You know that old adage, play with fire, you get burned? What if the fire is contained and patient? What if you were going to end your relationship anyway and thought this would be a great rebound situation?
I contacted #20, again. That was final step that I am ready to leave #72. For all his faults, #20 has always been there to pick up my pieces. I know that even if he hasn’t seen me in over 2 years, he’ll think I’m hot and want to fuck me. (who wouldn’t?) (oh right, #72). Even with an extra 6 pounds I discovered at the doctor’s office (fuck those calibrated scales), it won’t matter. #20 will think I’m hot.

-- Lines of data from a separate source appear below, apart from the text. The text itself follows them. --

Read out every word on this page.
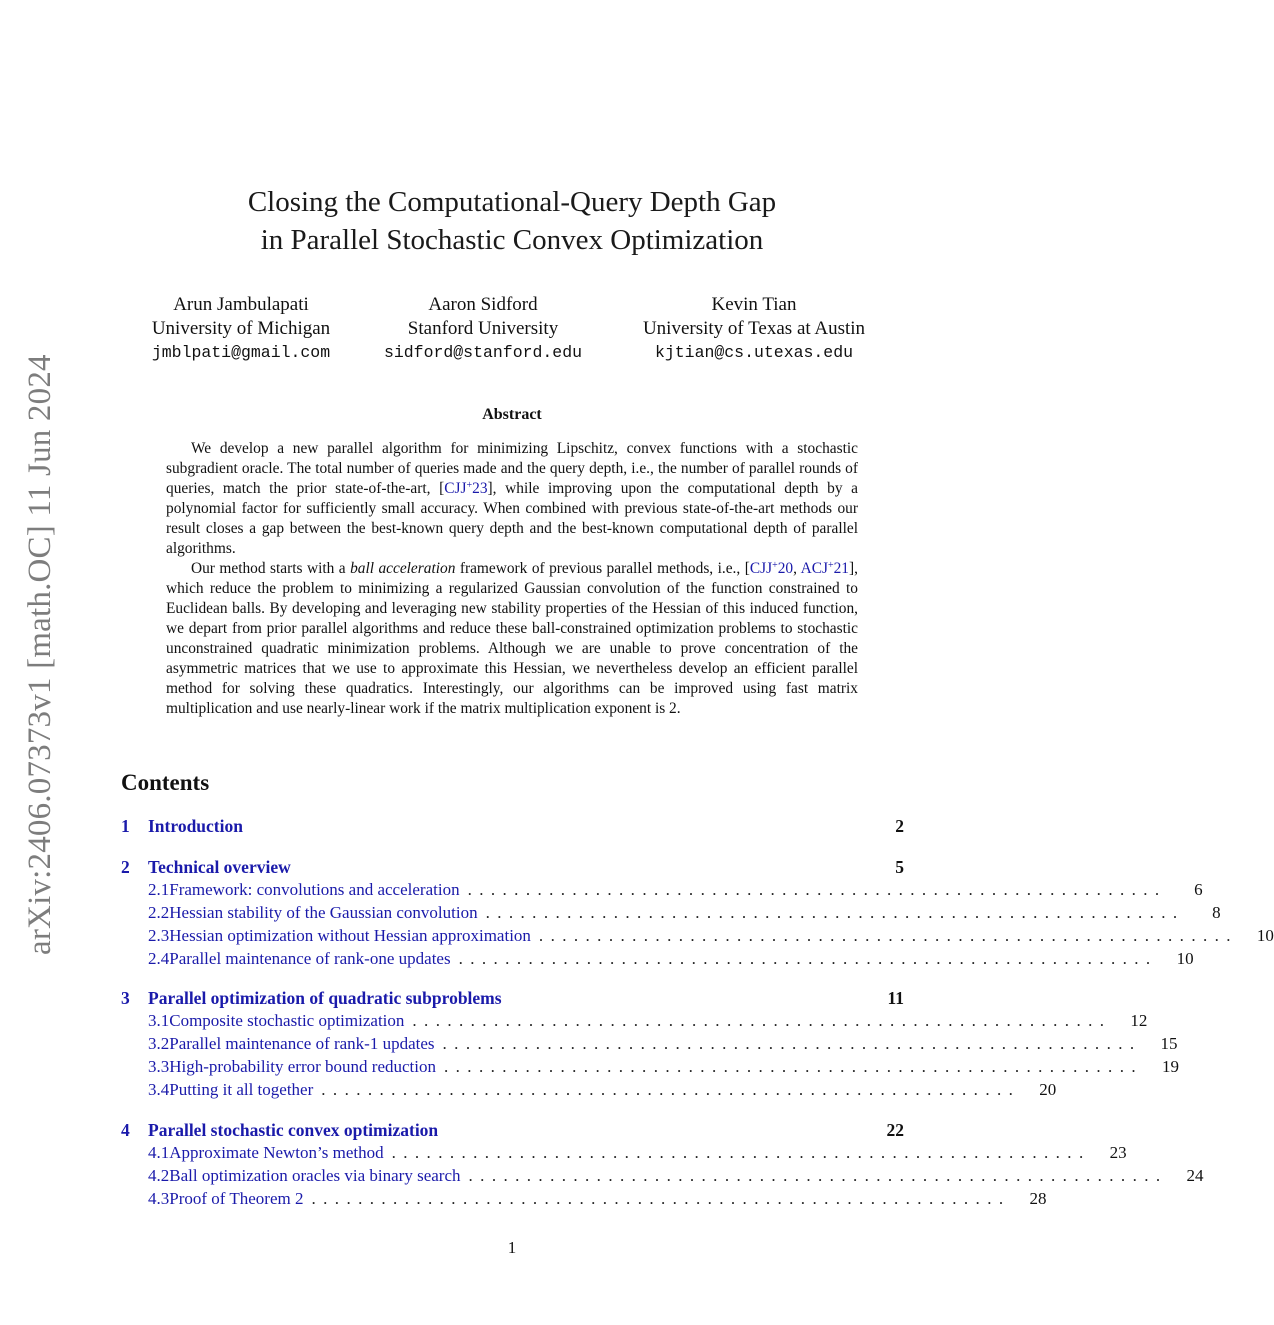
arXiv:2406.07373v1 [math.OC] 11 Jun 2024
Closing the Computational-Query Depth Gap
in Parallel Stochastic Convex Optimization
Arun Jambulapati
University of Michigan
jmblpati@gmail.com
Aaron Sidford
Stanford University
sidford@stanford.edu
Kevin Tian
University of Texas at Austin
kjtian@cs.utexas.edu
Abstract

We develop a new parallel algorithm for minimizing Lipschitz, convex functions with a stochastic subgradient oracle. The total number of queries made and the query depth, i.e., the number of parallel rounds of queries, match the prior state-of-the-art, [CJJ+23], while improving upon the computational depth by a polynomial factor for sufficiently small accuracy. When combined with previous state-of-the-art methods our result closes a gap between the best-known query depth and the best-known computational depth of parallel algorithms.

Our method starts with a ball acceleration framework of previous parallel methods, i.e., [CJJ+20, ACJ+21], which reduce the problem to minimizing a regularized Gaussian convolution of the function constrained to Euclidean balls. By developing and leveraging new stability properties of the Hessian of this induced function, we depart from prior parallel algorithms and reduce these ball-constrained optimization problems to stochastic unconstrained quadratic minimization problems. Although we are unable to prove concentration of the asymmetric matrices that we use to approximate this Hessian, we nevertheless develop an efficient parallel method for solving these quadratics. Interestingly, our algorithms can be improved using fast matrix multiplication and use nearly-linear work if the matrix multiplication exponent is 2.

Contents
1	Introduction	2
2	Technical overview	5
2.1 Framework: convolutions and acceleration ............................................................	6
2.2 Hessian stability of the Gaussian convolution ............................................................	8
2.3 Hessian optimization without Hessian approximation ............................................................ 10
2.4 Parallel maintenance of rank-one updates ............................................................ 10
3	Parallel optimization of quadratic subproblems	11
3.1 Composite stochastic optimization ............................................................ 12
3.2 Parallel maintenance of rank-1 updates ............................................................ 15
3.3 High-probability error bound reduction ............................................................ 19
3.4 Putting it all together ............................................................ 20
4	Parallel stochastic convex optimization	22
4.1 Approximate Newton’s method ............................................................ 23
4.2 Ball optimization oracles via binary search ............................................................ 24
4.3 Proof of Theorem 2 ............................................................ 28
1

It’s been two years with #72 and I can no longer be in a sexless relationship. As much as I care about him, I can’t be faithful to him. But I’ve never cheated on anyone before and I don’t intend to now. There will be a discussion that we’ve had many times before.
I’m tired of it and want to move on. He’s PERFECT in every other way, but after two years and cob webs it’s time to get some heavily missed pancakes.
The best way to break up with someone is to say you met someone else. So I texted with #20 tonight. And I got a glass of water splashed in my face, if not the whole pitcher. He was the first person I called after Ex-Husband #1 and then again after Ex-Husband #2. I was always his first call after making a relationship mistake. So even though I’d judged him repeatedly, I realize now, it was unfair. We are no better than the other. All that blame and fire I sent his way was my own drama and tonight I paid for it.
Somehow, he found out about the blog and the book. Was hurt (understandably) and told me to stop being a victim and blame everything on him. Which was also valid. So any hopes of fucking my way out of #72 with him were dashed, as was my mascara. Suddenly I was devastated. I hadn’t felt this kind of hurt since Ex-Husband #2. This is why I’ve stayed with #72, so avoid crying and feeling. To avoid someone really sticking you with a dagger because they’ve been equally hurt by you.
Tonight sucked ass and not even the caller who likes women to fart in his face and call him “a little sinker” cheered me up. Hopefully this double pour of Johnny Walker Black will. And if not, there’s always soma.
Moral of the story, even the best fart jokes can’t always make you laugh.